Даша подумала и тихо проговорила:

– Я это понимаю. Мне вот только непонятны эти люди маленькие со своими программками. Счастья они не дают никому, а со всех все взыскивают.

– Кому ж они понятны?

– Как вы думаете: ведь я уверена, что это более все глупая сентиментальность делает?

– И сентиментальность, пожалуй, а больше всего предрассудки, разум, с детства изуродованный, страхи пустые, безволье, привычка ценить пустые удобства, да и многое, многое другое.

– Да, разум, с детства изуродованный, – это особенное несчастье.

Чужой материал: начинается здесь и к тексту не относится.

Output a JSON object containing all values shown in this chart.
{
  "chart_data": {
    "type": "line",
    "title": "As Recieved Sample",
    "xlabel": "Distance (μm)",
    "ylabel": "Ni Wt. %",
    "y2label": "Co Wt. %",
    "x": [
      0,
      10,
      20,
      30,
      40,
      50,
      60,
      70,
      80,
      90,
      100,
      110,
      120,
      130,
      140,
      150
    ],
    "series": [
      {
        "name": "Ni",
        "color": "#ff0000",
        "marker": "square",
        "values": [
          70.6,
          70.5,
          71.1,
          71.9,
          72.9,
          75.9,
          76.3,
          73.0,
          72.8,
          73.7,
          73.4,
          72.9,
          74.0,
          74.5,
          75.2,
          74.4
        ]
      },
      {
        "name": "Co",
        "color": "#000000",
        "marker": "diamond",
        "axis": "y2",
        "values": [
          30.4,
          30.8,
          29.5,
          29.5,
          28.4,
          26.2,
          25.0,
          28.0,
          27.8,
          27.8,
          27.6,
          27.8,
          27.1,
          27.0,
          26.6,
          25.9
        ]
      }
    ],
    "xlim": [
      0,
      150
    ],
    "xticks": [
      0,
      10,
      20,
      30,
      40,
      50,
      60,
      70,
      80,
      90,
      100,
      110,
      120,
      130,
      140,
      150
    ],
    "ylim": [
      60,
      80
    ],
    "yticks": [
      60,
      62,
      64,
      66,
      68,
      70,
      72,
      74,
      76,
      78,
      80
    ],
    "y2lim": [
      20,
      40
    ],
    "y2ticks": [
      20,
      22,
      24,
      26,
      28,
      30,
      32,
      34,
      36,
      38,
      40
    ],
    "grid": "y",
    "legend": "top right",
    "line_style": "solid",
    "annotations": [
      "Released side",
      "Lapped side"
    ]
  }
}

– Огромное и почти всегда вечное.

– Вы как же думаете… Я знаю, что вы поступать не мастер, но я хочу знать, как вы думаете: нужно идти против всех предрассудков, против всего, что несогласно с моим разумом и с моими понятиями о жизни?

– На это, Дорушка, я полагаю, сил человеческих не достанет.

– Но как же быть?

– Самому только не подчиняться предрассудкам, не обращать внимания на людей и их узкую мораль, стоять смело за свою свободу, потому что вне свободы нет счастья.